Deformation Analysis and Path Planning for Thermal Forming of Complex Shapes
Open Access
- Author:
- Reutzel, Edward William
- Graduate Program:
- Mechanical Engineering
- Degree:
- Doctor of Philosophy
- Document Type:
- Dissertation
- Date of Defense:
- December 14, 2006
- Committee Members:
- Panagiotis Michaleris, Committee Chair/Co-Chair
Eric M Mockensturm, Committee Member
Stephen M Copley, Committee Member
Richard Martukanitz, Committee Member - Keywords:
- thermal forming
line heating
differential geometry
laser forming - Abstract:
- Many products, such as ship hulls, require that metal plates be formed into complex curvatures. Since the 1950’s, ship builders have investigated the use of thermal forming as a flexible and cost-effective replacement for rolling, blacksmithing, and creep forming. Thermal forming involves the application of heat in order to generate permanent plastic strains in sheet or plate to produce the desired shape.
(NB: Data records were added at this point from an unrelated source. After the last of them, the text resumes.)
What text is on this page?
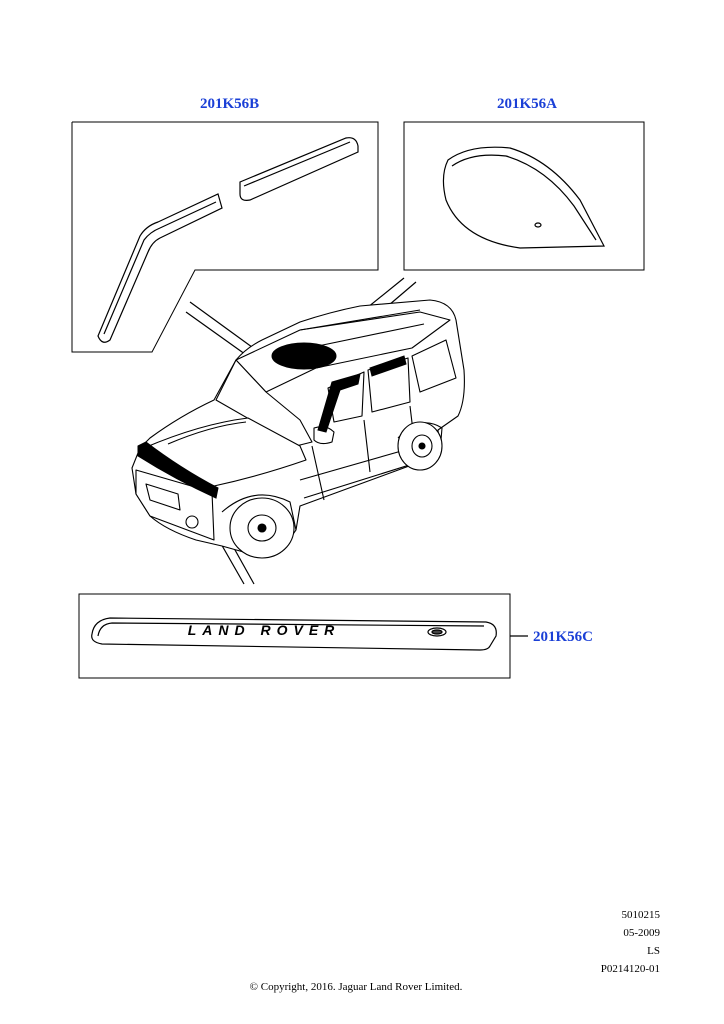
LAND ROVER
201K56B	201K56A
201K56C
5010215
05-2009
LS
P0214120-01
© Copyright, 2016. Jaguar Land Rover Limited.
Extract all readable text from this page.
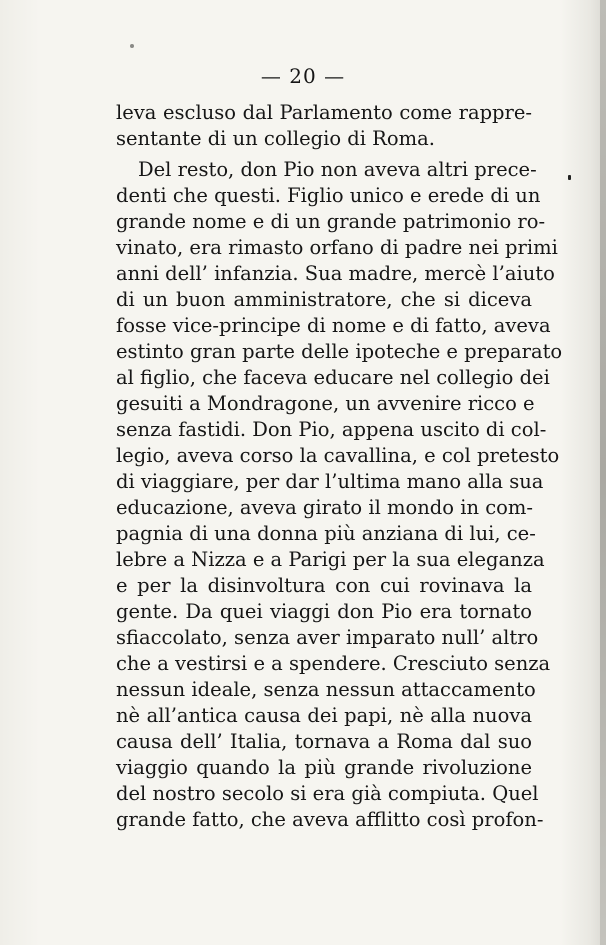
— 20 —
leva escluso dal Parlamento come rappre-
sentante di un collegio di Roma.
Del resto, don Pio non aveva altri prece-
denti che questi. Figlio unico e erede di un
grande nome e di un grande patrimonio ro-
vinato, era rimasto orfano di padre nei primi
anni dell’ infanzia. Sua madre, mercè l’aiuto
di un buon amministratore, che si diceva
fosse vice-principe di nome e di fatto, aveva
estinto gran parte delle ipoteche e preparato
al figlio, che faceva educare nel collegio dei
gesuiti a Mondragone, un avvenire ricco e
senza fastidi. Don Pio, appena uscito di col-
legio, aveva corso la cavallina, e col pretesto
di viaggiare, per dar l’ultima mano alla sua
educazione, aveva girato il mondo in com-
pagnia di una donna più anziana di lui, ce-
lebre a Nizza e a Parigi per la sua eleganza
e per la disinvoltura con cui rovinava la
gente. Da quei viaggi don Pio era tornato
sfiaccolato, senza aver imparato null’ altro
che a vestirsi e a spendere. Cresciuto senza
nessun ideale, senza nessun attaccamento
nè all’antica causa dei papi, nè alla nuova
causa dell’ Italia, tornava a Roma dal suo
viaggio quando la più grande rivoluzione
del nostro secolo si era già compiuta. Quel
grande fatto, che aveva afflitto così profon-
Historically, the heating pattern, or location of the heat lines, has been determined by skilled artisans employing heuristic rules and experience. Automated determination heating paths that will generate the deformations required to produce a desired shape is a complex task. A critical aspect of such a system is that it must be able to predict the deformation resulting from a prescribed heat path. To produce a desired shape, an automated thermal forming system must also incorporate an algorithm that can determine the location and parameters of heat lines that will generate the required curvature. To provide fast and robust solutions to each of these problems, the following approach has been taken: 1. Develop and demonstrate an automated iterative thermal forming algorithm, loosely based on conventional manual techniques, that relies on simple empirical relations and sensor feedback to determine heat paths necessary to form a desired shape, 2. Develop differential geometry-based techniques to efficiently predict the deformation caused by application of heat lines with improved accuracy and applicability to a broader set of heating conditions than the empirical relations employed in the earlier work, 3. Apply anisotropic hierarchical adaptive meshing to improve the efficiency of standard FEA simulations, then provide a detailed comparison of this technique to the differential geometry-based analysis technique and to the baseline standard FEA solution, and 4. Develop and evaluate a robust path planning approach that relies on the novel deformation analysis approach discussed above in order to achieve accurate results for arbitrary shapes in an efficient manner. This dissertation provides a summary of these efforts, and presents recommendations to further improve the techniques developed herein.